Justen Ladda
Galerie Philip Nelson
This show was not only Justen Ladda’s first in Europe, but also his first in a private gallery. Those interested by his somehow mythic installations in the South Bronx, in 1981, and at the “Times Square Show,” in 1980, had long been waiting for him to make a European appearance, but his decision to exhibit in a gallery was a surprise. The works displayed were at least as imaginative and rich as Ladda’s previous pieces.
Since the classical Greeks, images have been considered as “shadows” of the real; Ladda gives the illusionistic transparency of the image the opacity of a shadow cast by a physical object. In this sense he is more depicting than painting. The works reveal the doubleness of the shadow, which both reproduces the exact shape of reality and represents the most obvious form of illusion. Someone with a Remote in a Mirror, 1983, exemplifies this doubleness. A black form running across floor and wall from one viewpoint outlines a woman’s silhouette, from any other point suggests her elongated, distorted shadow; her image is fixed only as an equally black reflection in a trompe l’oeil mirror. Below the mirror stands a television (real, three-dimensional, an image of static painted on its screen), and if “remote control” is the anecdote suggested by the work’s title, it is also the way the piece functions for the viewer: as the woman must stand before the television to work the remote-control device she holds in her hand, so the viewer must stand before the piece to “work” its perspective.
Usually, a mirror is a flexible, changing element in a setting. Here it is fixed. Similarly, the usually moving TV screen is here covered with paint. The mirror is blind; you cannot see your reflection in it. You see only a shadow, the focused image that reconstitutes the distorted shape of the woman before it. Real space is excluded; the mirror stands as a substitute for painting.
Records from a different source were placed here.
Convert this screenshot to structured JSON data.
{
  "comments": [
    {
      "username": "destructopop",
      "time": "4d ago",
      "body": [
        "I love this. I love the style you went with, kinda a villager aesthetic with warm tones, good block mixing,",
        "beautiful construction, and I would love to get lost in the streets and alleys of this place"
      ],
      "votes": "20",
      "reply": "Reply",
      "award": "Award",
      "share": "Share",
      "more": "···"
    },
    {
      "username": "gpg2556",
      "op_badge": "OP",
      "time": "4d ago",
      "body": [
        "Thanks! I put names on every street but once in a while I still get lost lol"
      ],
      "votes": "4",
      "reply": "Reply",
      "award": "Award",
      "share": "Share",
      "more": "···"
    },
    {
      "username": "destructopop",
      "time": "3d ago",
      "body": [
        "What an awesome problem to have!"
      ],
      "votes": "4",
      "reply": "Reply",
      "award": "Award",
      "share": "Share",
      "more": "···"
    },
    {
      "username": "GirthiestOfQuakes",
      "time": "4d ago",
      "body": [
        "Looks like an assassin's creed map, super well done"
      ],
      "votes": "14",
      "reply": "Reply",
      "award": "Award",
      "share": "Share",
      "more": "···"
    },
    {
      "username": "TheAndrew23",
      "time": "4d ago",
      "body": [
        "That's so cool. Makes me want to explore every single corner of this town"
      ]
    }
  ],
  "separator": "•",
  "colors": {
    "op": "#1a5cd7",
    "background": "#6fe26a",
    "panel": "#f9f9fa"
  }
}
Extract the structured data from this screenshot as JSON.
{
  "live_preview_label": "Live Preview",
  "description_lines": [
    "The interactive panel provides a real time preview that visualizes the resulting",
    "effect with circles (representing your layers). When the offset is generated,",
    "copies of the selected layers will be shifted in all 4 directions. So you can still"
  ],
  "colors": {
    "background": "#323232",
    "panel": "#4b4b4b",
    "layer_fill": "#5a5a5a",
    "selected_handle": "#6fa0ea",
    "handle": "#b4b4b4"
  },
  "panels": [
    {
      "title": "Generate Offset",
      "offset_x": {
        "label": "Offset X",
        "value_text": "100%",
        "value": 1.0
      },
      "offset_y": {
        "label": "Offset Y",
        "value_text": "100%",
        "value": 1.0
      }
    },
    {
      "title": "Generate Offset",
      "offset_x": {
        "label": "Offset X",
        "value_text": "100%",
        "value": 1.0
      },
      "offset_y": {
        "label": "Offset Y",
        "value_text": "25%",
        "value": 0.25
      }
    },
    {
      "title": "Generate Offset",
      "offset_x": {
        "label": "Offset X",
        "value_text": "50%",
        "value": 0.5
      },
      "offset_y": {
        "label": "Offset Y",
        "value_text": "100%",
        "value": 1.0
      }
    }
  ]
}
Even if the work as a whole employs all three dimensions to develop its technical effects, but for the television it also limits itself strictly to two dimensions, to planar surfaces.
In Ladda’s earlier installations, in public spaces, the third dimension worked not only within the logic of the piece, but within reality as represented by the site. The work reevaluated perception by opposing space and site through the effective experience of each one. Here this possibility is excluded. Things are black or white, exist or do not exist. It is not the way reality persists in an image that is uncanny, but the image itself.
The King, 1984, with its Elvis Presley face painted over records and its image of blue jeans painted over a skeletal pelvis, might well have appealed to Presley, judging from pictures of his house. The obviousness of the work is not a reflection of naivety; Ladda’s interest in dealing with both primal emotions and cultural clichés is made clear by the way he transforms a slip of the tongue—“Elvis/Pelvis” is painted below the images—into a linguistic joke. The relationship of such jokes to the unconscious has been accepted since Freud, but society now gives much greater license to these puns. In this context, Ladda’s joke seems a little too puritan to reveal the unconscious. If he does play with social and emotive rules, he takes insufficient notice of the leniency within the social code that allows transgression in order to avoid repression. Nevertheless, his verbal ambiguity shows a certain tenderness toward and a kind of complicity with popular myths. The linguistic tendencies of the works here suggest an attempt on Ladda’s part to overcome the neutrality of the private-gallery space; replacing the emotions raised by the sites of the publicly installed works with the mental location of experience in language, one becomes a little perverse—one makes an object from Elvis’ pelvis.
The inherent qualities of Ladda’s work show a deep concern with the logical and psychological problems of our most obscure, inaccessible structures, both internal and external. One might raise the question, however, whether a point of view can be symbolized by making the viewer position the eye in a precise spot in order to understand the perspective of a work; and whether a whole mental outlook can be evoked by an associative wordplay. With the removal of the site, of reality, Ladda’s need for a context, or for some kind of containing fiction, becomes clear.